塩漬けにして頭と内臓を取り除いた小魚を缶や瓶に詰め、植物油を注いで密封して作られます。
イタリアやスペインなど地中海や大西洋に面した地域で多く作られている加工品です。


【イワシの嬉しい栄養】

イワシの脂には、脳の働きをよくするDHAや、動脈硬化予防に役立つIPA(EPA)が豊富に含まれています。
また、イワシのたんぱく質は体内で分解され、「イワシペプチド」という成分に変化します。
イワシペプチドは、特定保健食品(トクホ)にもなっていて、血圧を上げないという作用があります。
イワシの骨はやわらかいので、つみれや煮付けなどにすると骨までおいしく食べられ、カルシウムを摂ることが出来ます。
ビタミンDも多く含まれているため、カルシウムの吸収を助け、骨や歯を丈夫にし、骨粗しょう症予防にもつながります。

【自家製「オイルサーディン」を作ってみよう】

新鮮なマイワシがたくさん手に入り、すぐには食べきらないというときに「オイルサーディン」を作ってみてはいかがですか?
煮沸消毒をした保存容器に入れて冷蔵庫で保存すれば、1~2週間は日持ちしますよ。

<材料>
マイワシ(3枚におろしたもの)・・小6~8尾
Aにんにく(薄切り)・・1かけ
Aローリエ・・1~2枚
A赤唐辛子(種を除いたもの)・・1本
A黒こしょう(粒)・・小さじ1
オリーブオイル・・100ml~
サラダ油・・200ml~

<作り方>
1.
イワシは水で洗ってから5%の塩水につけて冷蔵庫に入れ、30~40分ほどおく。
時間が経ったらペーパータオルで水気をしっかり拭き取る。

2. 小さめのフライパンや鍋にイワシを並べてAを上にのせ、イワシが隠れるくらいまでオリーブオイル・サラダ油を入れる。

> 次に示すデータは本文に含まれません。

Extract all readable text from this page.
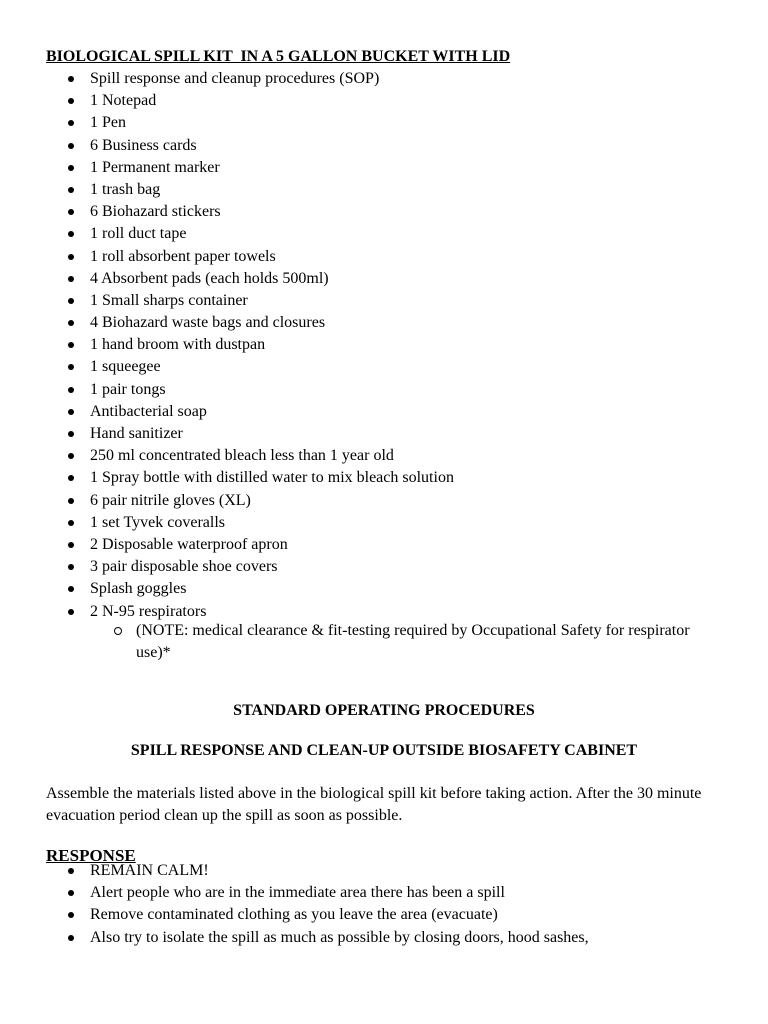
BIOLOGICAL SPILL KIT  IN A 5 GALLON BUCKET WITH LID
Spill response and cleanup procedures (SOP)
1 Notepad
1 Pen
6 Business cards
1 Permanent marker
1 trash bag
6 Biohazard stickers
1 roll duct tape
1 roll absorbent paper towels
4 Absorbent pads (each holds 500ml)
1 Small sharps container
4 Biohazard waste bags and closures
1 hand broom with dustpan
1 squeegee
1 pair tongs
Antibacterial soap
Hand sanitizer
250 ml concentrated bleach less than 1 year old
1 Spray bottle with distilled water to mix bleach solution
6 pair nitrile gloves (XL)
1 set Tyvek coveralls
2 Disposable waterproof apron
3 pair disposable shoe covers
Splash goggles
2 N-95 respirators
(NOTE: medical clearance & fit-testing required by Occupational Safety for respirator use)*
STANDARD OPERATING PROCEDURES
SPILL RESPONSE AND CLEAN-UP OUTSIDE BIOSAFETY CABINET
Assemble the materials listed above in the biological spill kit before taking action. After the 30 minute evacuation period clean up the spill as soon as possible.
RESPONSE
REMAIN CALM!
Alert people who are in the immediate area there has been a spill
Remove contaminated clothing as you leave the area (evacuate)
Also try to isolate the spill as much as possible by closing doors, hood sashes,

3. 弱火にかけて1時間ほど煮たら、煮沸消毒した保存容器に移す。
※イワシを煮る時にグラグラさせてしまうと身が崩れてしまうので、小さな気泡が出る程度の火加減でじっくりと煮てください。

出来上がりをすぐに食べるよりも、冷蔵庫でしばらくおいておくとオイルがなじんでよりおいしいですよ!
パスタやトーストしたバゲットにのせて食べるのはもちろん、トマトと一緒に炊き込んだ、炊き込みご飯もおすすめです。

おいしいだけでなく、骨まで食べられて栄養満点な今が旬のマイワシをさまざまな料理で楽しみましょう!!